Turning his head, he settled against one mounded breast, drawing on her warmth. Would he have refused? No, absolutely not. Sara Beth was his to care for—she was his best friend, the only real family he still had. Marrying her had been the only solution to their immediate problem, getting Sara Beth into a position where she could prove herself, something they could never have accomplished without Alex’s promotion after their engagement. John had owned their lives then, still did to a certain extent. But as much as Alex knew he’d done the right thing, he couldn’t shake the feeling that Cailin was his to care for as well, and sometime in the very near future, he would end up failing her.

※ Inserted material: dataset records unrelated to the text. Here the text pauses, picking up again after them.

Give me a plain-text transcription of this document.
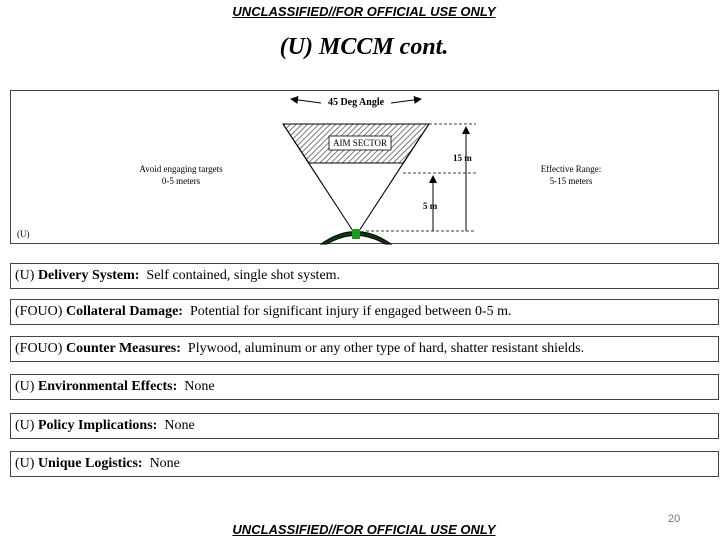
UNCLASSIFIED//FOR OFFICIAL USE ONLY
(U) MCCM cont.
45 Deg Angle
AIM SECTOR
15 m
5 m
Avoid engaging targets
0-5 meters
Effective Range:
5-15 meters
(U)
(U) Delivery System: Self contained, single shot system.
(FOUO) Collateral Damage: Potential for significant injury if engaged between 0-5 m.
(FOUO) Counter Measures: Plywood, aluminum or any other type of hard, shatter resistant shields.
(U) Environmental Effects: None
(U) Policy Implications: None
(U) Unique Logistics: None
20
UNCLASSIFIED//FOR OFFICIAL USE ONLY
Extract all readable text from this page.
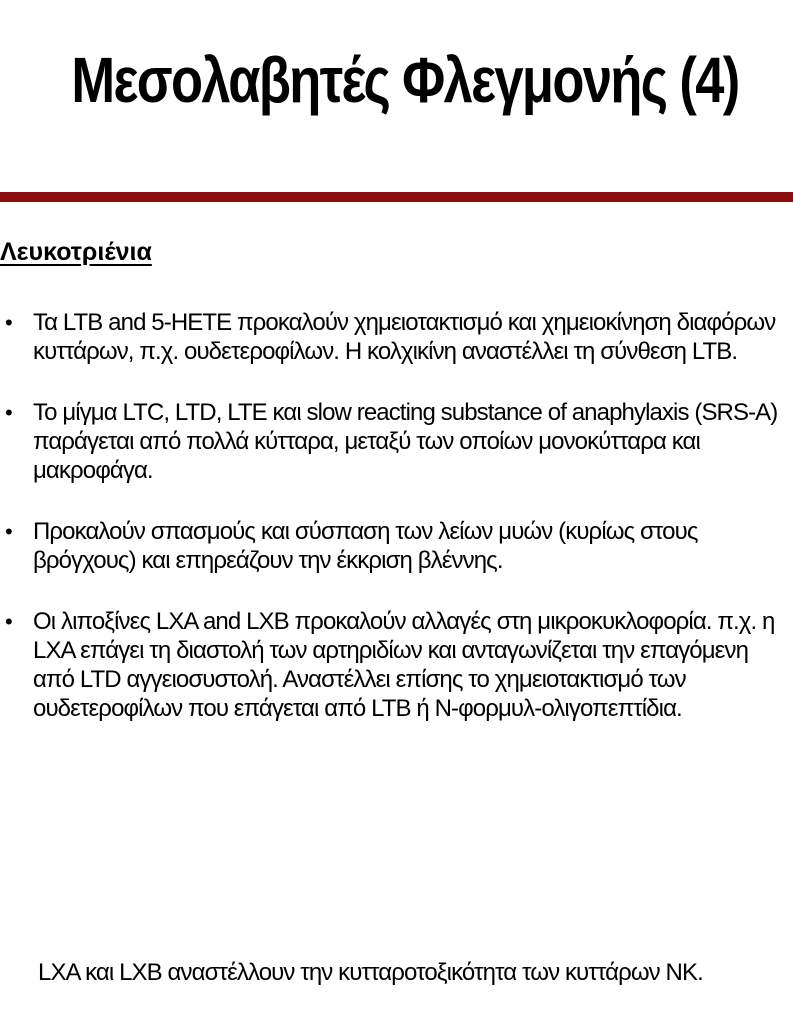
Μεσολαβητές Φλεγμονής (4)
Λευκοτριένια
• Τα LTB and 5-HETE προκαλούν χημειοτακτισμό και χημειοκίνηση διαφόρων κυττάρων, π.χ. ουδετεροφίλων. Η κολχικίνη αναστέλλει τη σύνθεση LTB.
• Το μίγμα LTC, LTD, LTE και slow reacting substance of anaphylaxis (SRS-A) παράγεται από πολλά κύτταρα, μεταξύ των οποίων μονοκύτταρα και μακροφάγα.
• Προκαλούν σπασμούς και σύσπαση των λείων μυών (κυρίως στους βρόγχους) και επηρεάζουν την έκκριση βλέννης.
• Οι λιποξίνες LXA and LXB προκαλούν αλλαγές στη μικροκυκλοφορία. π.χ. η LXA επάγει τη διαστολή των αρτηριδίων και ανταγωνίζεται την επαγόμενη από LTD αγγειοσυστολή. Αναστέλλει επίσης το χημειοτακτισμό των ουδετεροφίλων που επάγεται από LTB ή N-φορμυλ-ολιγοπεπτίδια.
LXA και LXB αναστέλλουν την κυτταροτοξικότητα των κυττάρων ΝΚ.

Big-time.

He wanted all of her; instead he had to take what he could get.

“No, I couldn’t have changed it,” he admitted finally. “She needed me. I made the decision.”

Cailin pulled back, caramel eyes shining. “Exactly. That’s what makes you the man you are, Alex. You would give anything for someone you love, and not just because of what they give back to you.” She rubbed a finger along his scrunched eyebrow. “I’ve known from the beginning that you are a strong, honorable man. That’s what confused me. My heart knew before my brain and my eyes could catch up.”

“Maybe.” Wrapping a hand around the back of her neck, he drew her in and took her mouth, delving deep, and in that moment he wished to the depths of his soul that he was free, damn the consequences. He tucked her head into his shoulder, not wanting her to see his face, the evidence of his struggle, but couldn’t help saying, “I would give anything for you. Anything. That’s what makes this so hard. Because there will come a point where the burden will become too much, where the secrecy we have to maintain will hurt you. I don’t want to hurt you.”

“I know.” Her lips, then her tongue brushed his neck. “I know.”





Chapter Ten

Cailin rubbed her forehead. The ache that had settled there after lunch was not going away. Excedrin, caffeine—none of it had worked. The simple truth was, work was getting to her. With the consortium six weeks away and Keane Industries’ research in the final stages of preparation to be presented, they were all working long hours. Her time at work limited her time with Alex, at least her free time with him, the time where they could just be open and together and without the pretenses that filled their day-job lives. She needed that time to stay balanced. Understanding. Resentment-free. Without it, she battled all those negative gremlins determined to whittle away whatever happiness they could find.

“Cailin, can you come in, please?” Alex’s voice over the intercom sounded almost as tired as she felt, which just made her feel worse. She was selfish. S for selfish. She had an awful lot of S’s. As she gathered her netbook and hurried toward the inner office, a stern talking-to resounded in her head to the rhythm of her headache’s pounding.